Ce phénomène s’est manifesté de la manière la plus flagrante lors de la crise des feux de brousse en Australie en 2019-20, lorsque les groupes de défense du climat ont été inondés de personnes désireuses d’apporter leur aide, alors que nous manquions de rôles et d’étapes clairs et significatifs pour leur permettre d’entreprendre une action stratégique.

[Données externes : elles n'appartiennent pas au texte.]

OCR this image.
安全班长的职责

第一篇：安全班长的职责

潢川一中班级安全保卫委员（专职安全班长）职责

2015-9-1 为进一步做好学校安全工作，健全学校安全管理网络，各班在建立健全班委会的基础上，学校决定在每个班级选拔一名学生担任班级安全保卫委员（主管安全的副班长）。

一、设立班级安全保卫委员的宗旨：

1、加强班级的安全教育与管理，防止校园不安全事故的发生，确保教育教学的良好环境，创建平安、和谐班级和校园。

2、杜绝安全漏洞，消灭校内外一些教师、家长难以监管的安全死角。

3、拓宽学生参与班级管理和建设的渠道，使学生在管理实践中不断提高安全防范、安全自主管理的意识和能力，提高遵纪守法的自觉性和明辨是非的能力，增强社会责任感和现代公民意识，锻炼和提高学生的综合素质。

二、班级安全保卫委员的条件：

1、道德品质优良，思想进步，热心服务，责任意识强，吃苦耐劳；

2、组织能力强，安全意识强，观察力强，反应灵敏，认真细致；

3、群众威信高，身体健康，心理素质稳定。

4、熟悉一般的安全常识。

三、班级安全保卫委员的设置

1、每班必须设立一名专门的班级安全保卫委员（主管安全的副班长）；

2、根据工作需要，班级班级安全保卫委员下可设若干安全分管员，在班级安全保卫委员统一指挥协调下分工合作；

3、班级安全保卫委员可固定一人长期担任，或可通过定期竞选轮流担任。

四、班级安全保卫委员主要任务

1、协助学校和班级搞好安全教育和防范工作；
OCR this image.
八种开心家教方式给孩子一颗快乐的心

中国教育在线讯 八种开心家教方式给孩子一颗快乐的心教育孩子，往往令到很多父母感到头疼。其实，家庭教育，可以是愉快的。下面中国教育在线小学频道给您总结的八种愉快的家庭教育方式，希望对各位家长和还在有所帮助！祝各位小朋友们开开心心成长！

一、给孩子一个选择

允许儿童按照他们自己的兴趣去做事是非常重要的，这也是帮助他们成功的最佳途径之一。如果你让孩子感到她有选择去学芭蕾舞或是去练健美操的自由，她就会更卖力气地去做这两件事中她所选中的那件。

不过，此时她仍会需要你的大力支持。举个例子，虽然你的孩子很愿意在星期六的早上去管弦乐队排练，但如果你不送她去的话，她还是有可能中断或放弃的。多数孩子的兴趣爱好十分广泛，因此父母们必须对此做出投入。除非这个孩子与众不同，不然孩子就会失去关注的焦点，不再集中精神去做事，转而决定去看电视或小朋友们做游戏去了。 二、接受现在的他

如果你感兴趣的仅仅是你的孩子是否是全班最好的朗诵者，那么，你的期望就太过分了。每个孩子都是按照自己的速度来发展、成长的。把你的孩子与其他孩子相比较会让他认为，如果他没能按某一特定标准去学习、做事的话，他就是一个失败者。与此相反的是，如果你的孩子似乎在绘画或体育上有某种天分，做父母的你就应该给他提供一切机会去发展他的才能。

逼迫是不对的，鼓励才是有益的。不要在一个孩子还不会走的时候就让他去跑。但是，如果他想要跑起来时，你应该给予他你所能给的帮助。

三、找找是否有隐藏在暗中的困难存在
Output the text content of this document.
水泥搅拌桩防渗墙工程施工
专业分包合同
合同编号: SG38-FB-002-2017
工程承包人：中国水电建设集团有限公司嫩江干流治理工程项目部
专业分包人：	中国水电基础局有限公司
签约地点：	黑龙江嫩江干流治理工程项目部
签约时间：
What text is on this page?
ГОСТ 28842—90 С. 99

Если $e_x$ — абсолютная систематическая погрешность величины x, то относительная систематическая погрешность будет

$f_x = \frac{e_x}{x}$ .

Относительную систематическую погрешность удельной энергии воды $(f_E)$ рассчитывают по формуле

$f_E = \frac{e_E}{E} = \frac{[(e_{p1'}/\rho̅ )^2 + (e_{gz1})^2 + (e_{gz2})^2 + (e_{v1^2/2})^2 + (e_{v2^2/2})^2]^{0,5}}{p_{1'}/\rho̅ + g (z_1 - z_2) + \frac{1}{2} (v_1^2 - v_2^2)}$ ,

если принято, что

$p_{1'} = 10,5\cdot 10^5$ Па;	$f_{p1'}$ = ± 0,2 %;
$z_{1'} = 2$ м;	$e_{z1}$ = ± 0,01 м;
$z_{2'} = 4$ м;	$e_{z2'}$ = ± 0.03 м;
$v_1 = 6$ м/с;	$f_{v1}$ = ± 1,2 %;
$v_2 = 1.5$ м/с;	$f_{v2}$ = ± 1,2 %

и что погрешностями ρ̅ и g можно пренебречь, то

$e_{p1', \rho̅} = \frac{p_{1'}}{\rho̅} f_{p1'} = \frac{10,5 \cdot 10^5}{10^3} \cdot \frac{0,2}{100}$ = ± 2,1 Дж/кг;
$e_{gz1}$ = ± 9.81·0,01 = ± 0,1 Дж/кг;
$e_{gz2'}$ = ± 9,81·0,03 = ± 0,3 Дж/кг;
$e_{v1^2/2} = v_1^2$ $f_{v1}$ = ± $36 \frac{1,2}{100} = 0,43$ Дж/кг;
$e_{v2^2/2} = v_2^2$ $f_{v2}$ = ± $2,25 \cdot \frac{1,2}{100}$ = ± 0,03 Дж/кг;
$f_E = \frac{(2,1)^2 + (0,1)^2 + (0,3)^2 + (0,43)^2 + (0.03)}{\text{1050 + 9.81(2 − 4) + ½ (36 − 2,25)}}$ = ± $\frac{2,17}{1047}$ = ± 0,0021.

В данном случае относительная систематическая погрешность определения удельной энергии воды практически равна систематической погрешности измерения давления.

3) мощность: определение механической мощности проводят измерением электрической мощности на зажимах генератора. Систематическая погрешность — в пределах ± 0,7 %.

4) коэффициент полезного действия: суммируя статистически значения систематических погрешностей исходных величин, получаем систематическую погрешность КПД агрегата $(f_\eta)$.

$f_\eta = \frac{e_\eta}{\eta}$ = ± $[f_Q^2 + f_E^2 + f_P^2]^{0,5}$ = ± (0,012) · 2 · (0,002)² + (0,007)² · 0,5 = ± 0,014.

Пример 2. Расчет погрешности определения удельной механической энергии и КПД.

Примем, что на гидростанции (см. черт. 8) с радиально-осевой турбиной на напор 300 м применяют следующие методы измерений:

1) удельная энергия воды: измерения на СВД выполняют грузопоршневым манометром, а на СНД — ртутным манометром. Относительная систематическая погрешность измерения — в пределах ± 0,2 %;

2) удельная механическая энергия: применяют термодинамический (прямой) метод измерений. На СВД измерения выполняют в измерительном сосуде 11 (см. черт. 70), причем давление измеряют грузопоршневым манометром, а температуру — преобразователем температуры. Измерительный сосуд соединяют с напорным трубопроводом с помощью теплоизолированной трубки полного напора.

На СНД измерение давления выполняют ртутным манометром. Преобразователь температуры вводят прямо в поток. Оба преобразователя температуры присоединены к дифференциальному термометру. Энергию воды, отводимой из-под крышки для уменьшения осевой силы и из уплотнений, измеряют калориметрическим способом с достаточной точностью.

Des personnes qui venaient de rejoindre le mouvement nous ont également dit qu’elles avaient du mal à savoir où chercher des possibilités de travail ou de bénévolat dans le domaine du climat. Nombre d’entre eux ne savaient pas non plus si une personne de leur profil avait quelque chose à offrir. En ce qui concerne les bénévoles, beaucoup de ceux qui trouvent des opportunités déclarent qu’ils ont du mal à savoir ce qu’ils peuvent faire ensuite pour approfondir leur engagement. Pour une question qui nécessite d’urgence davantage d’action, il est clair que nous avons un problème si des personnes qui se sentent profondément concernées ne savent pas quoi faire ensuite ou se demandent si elles peuvent être utiles.
2. Motivations
D’un autre côté, nous avons également entendu que, parmi les personnes qui souhaitent en faire plus, beaucoup sont préoccupées par la culture du travail sur le climat. Plus précisément, le stress et les tensions liés au travail sur une crise existentielle, où l’on a l’impression que le travail n’est jamais terminé, et où il peut être difficile de se déconnecter.
Première étape : Transformer la culture du mouvement
Avant toute chose, nous devons nous pencher sur les raisons pour lesquelles les gens rencontrent des obstacles pour s’engager dans le travail sur le climat - y compris le volontariat - en créant d’excellentes cultures qui motivent des personnes diverses et qualifiées à rejoindre le mouvement et à y rester sur le long terme.
Communément exprimés comme "la façon dont nous faisons les choses ici", les facteurs qui contribuent à la culture sont souvent invisibles et pourtant ressentis par tous. La culture est le produit des valeurs, des croyances, des normes et des comportements d’un groupe. C’est le fondement à partir duquel tout le reste émerge. Comme l’a fait remarquer le consultant en gestion Peter Drucker, "la culture mange la stratégie au petit déjeuner". Si nous n’avons pas une culture forte, la qualité de nos solutions techniques n’aura aucune importance. À quoi cela pourrait-il ressembler ?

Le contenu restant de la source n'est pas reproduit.